Lina dragged herself closer to Vierna. She kissed her cheek and patted her hair.
“My girlfriend here is wracking her brain trying to save Rolbart. The least you can do is help instead of shooting her ideas down.”
Vierna didn’t protest the headpat and just enjoyed Lina’s affection.
“Wait a minute… you two are a couple? Didn’t you say you were just friends?”
Vierna scratched her head while smiling mischievously. “Hehe, sorry Fenric. I thought it would be easier to earn your trust if I lied about my relationship with Lina here.”
“You really are sly, Vierna…”
Lina laughed at Fenric. “Did you think you had a chance with her, antlers?”
“No, I wasn’t thinking that way about her back then.”
“Aw, so you don’t like me, Fenric? I mean, I could negotiate with Lina and ask her to let you join us,” Vierna joked lightly.
She wasn’t just teasing; after everything that had unfolded, she still wasn’t completely sure Fenric would follow through on his promise about Loran’del. A bit of humor was the quickest way to ease the tension and push him toward accepting them again. If he relaxed—even a little—it would be much safer for all of them.

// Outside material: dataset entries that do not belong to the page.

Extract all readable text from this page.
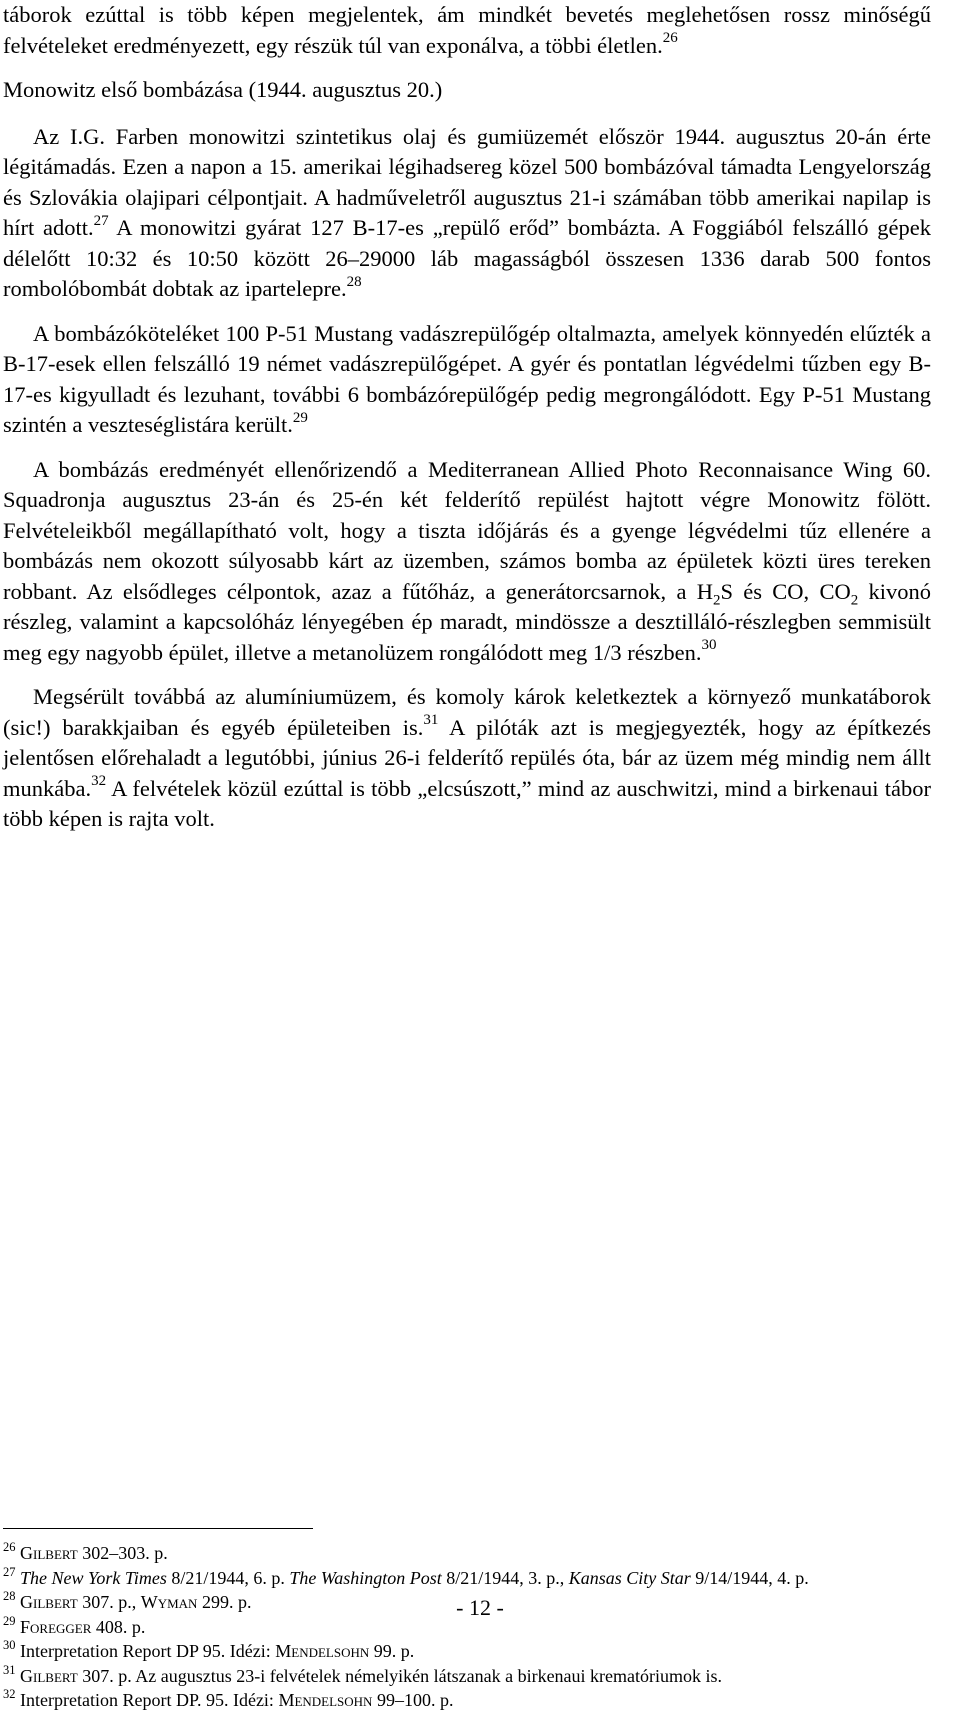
táborok ezúttal is több képen megjelentek, ám mindkét bevetés meglehetősen rossz minőségű felvételeket eredményezett, egy részük túl van exponálva, a többi életlen.$^{26}$

Monowitz első bombázása (1944. augusztus 20.)

Az I.G. Farben monowitzi szintetikus olaj és gumiüzemét először 1944. augusztus 20-án érte légitámadás. Ezen a napon a 15. amerikai légihadsereg közel 500 bombázóval támadta Lengyelország és Szlovákia olajipari célpontjait. A hadműveletről augusztus 21-i számában több amerikai napilap is hírt adott.$^{27}$ A monowitzi gyárat 127 B-17-es „repülő erőd” bombázta. A Foggiából felszálló gépek délelőtt 10:32 és 10:50 között 26–29000 láb magasságból összesen 1336 darab 500 fontos rombolóbombát dobtak az ipartelepre.$^{28}$

A bombázóköteléket 100 P-51 Mustang vadászrepülőgép oltalmazta, amelyek könnyedén elűzték a B-17-esek ellen felszálló 19 német vadászrepülőgépet. A gyér és pontatlan légvédelmi tűzben egy B-17-es kigyulladt és lezuhant, további 6 bombázórepülőgép pedig megrongálódott. Egy P-51 Mustang szintén a veszteséglistára került.$^{29}$

A bombázás eredményét ellenőrizendő a Mediterranean Allied Photo Reconnaisance Wing 60. Squadronja augusztus 23-án és 25-én két felderítő repülést hajtott végre Monowitz fölött. Felvételeikből megállapítható volt, hogy a tiszta időjárás és a gyenge légvédelmi tűz ellenére a bombázás nem okozott súlyosabb kárt az üzemben, számos bomba az épületek közti üres tereken robbant. Az elsődleges célpontok, azaz a fűtőház, a generátorcsarnok, a $H_2S$ és CO, $CO_2$ kivonó részleg, valamint a kapcsolóház lényegében ép maradt, mindössze a desztilláló-részlegben semmisült meg egy nagyobb épület, illetve a metanolüzem rongálódott meg 1/3 részben.$^{30}$

Megsérült továbbá az alumíniumüzem, és komoly károk keletkeztek a környező munkatáborok (sic!) barakkjaiban és egyéb épületeiben is.$^{31}$ A pilóták azt is megjegyezték, hogy az építkezés jelentősen előrehaladt a legutóbbi, június 26-i felderítő repülés óta, bár az üzem még mindig nem állt munkába.$^{32}$ A felvételek közül ezúttal is több „elcsúszott,” mind az auschwitzi, mind a birkenaui tábor több képen is rajta volt.

$^{26}$ Gilbert 302–303. p.

$^{27}$ The New York Times 8/21/1944, 6. p. The Washington Post 8/21/1944, 3. p., Kansas City Star 9/14/1944, 4. p.

$^{28}$ Gilbert 307. p., Wyman 299. p.

$^{29}$ Foregger 408. p.

$^{30}$ Interpretation Report DP 95. Idézi: Mendelsohn 99. p.

$^{31}$ Gilbert 307. p. Az augusztus 23-i felvételek némelyikén látszanak a birkenaui krematóriumok is.

$^{32}$ Interpretation Report DP. 95. Idézi: Mendelsohn 99–100. p.

- 12 -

“What are you talking about? Are you crazy?” Fenric sputtered.
“Even after everything, you’re still too cute, Fenric,” Vierna laughed softly. “So… regarding Yvlaine. You think it’s possible, Lin?”
“Not in a million years, My Moon,” Lina laughed.
Vierna gave her a flat poker face, clearly pouting a little at Lina shooting down her suggestion too.
“But let that problem be for later,” Lina said. “Maybe something will come up along the way. We don’t know what the future holds, right? But the first order of business is locating Yvlaine’s camp—and we don’t have the slightest idea where it is. And blindly searching inside that damned forest is the same as putting the noose around our own necks. So we need another way.”
Fenric leaned in. “Didn’t you say Leopold would arrange a situation to make you guys believable to the whole village?”
“Well, he did send those two people we killed to give us supplies so I could win the villagers’ trust.”
Fenric’s body tensed as he heard that, his ears dropping even lower. “Wait… those weren’t cultists? They were Leopold’s agents and we killed them?”
“Yes.”
He slumped back against the wall, the breath leaving him in a harsh exhale. “Then how the hell can you two help Rolbart? You’re dead too.”
“Fenric, they haven’t caught me yet. I don’t know why but as long as I’m not dead, I’ll keep trying—because that’s the only thing I can do.”
Fenric watched her closely.
There was conflict in her eyes—he could see it, faint but real. The guilt hadn’t left her; it just sat quiet, pushed somewhere deep enough not to interfere. But behind that weight was something else, something that didn’t move.
She wasn’t calm, but she was certain.
Even with the bruises on her arms and the cuts that hadn’t fully closed, she stood like someone who had already made peace with what she’d done. The regret was still there, yet it didn’t slow her down. If anything, it made her steadier.
She looked like a person who had already decided how far she was willing to go—and was ready to live, or die, with it.
For a brief moment Fenric wondered if Vierna even understood fear the way normal people did. Or if she’d simply learned how to bury it deeper than anyone he’d ever met.
The kind of person who walked toward the gallows with her head high because running had never been an option.
“Like it or not,” Lina said calmly, “we’re the only shot you have, no matter how you look at it.”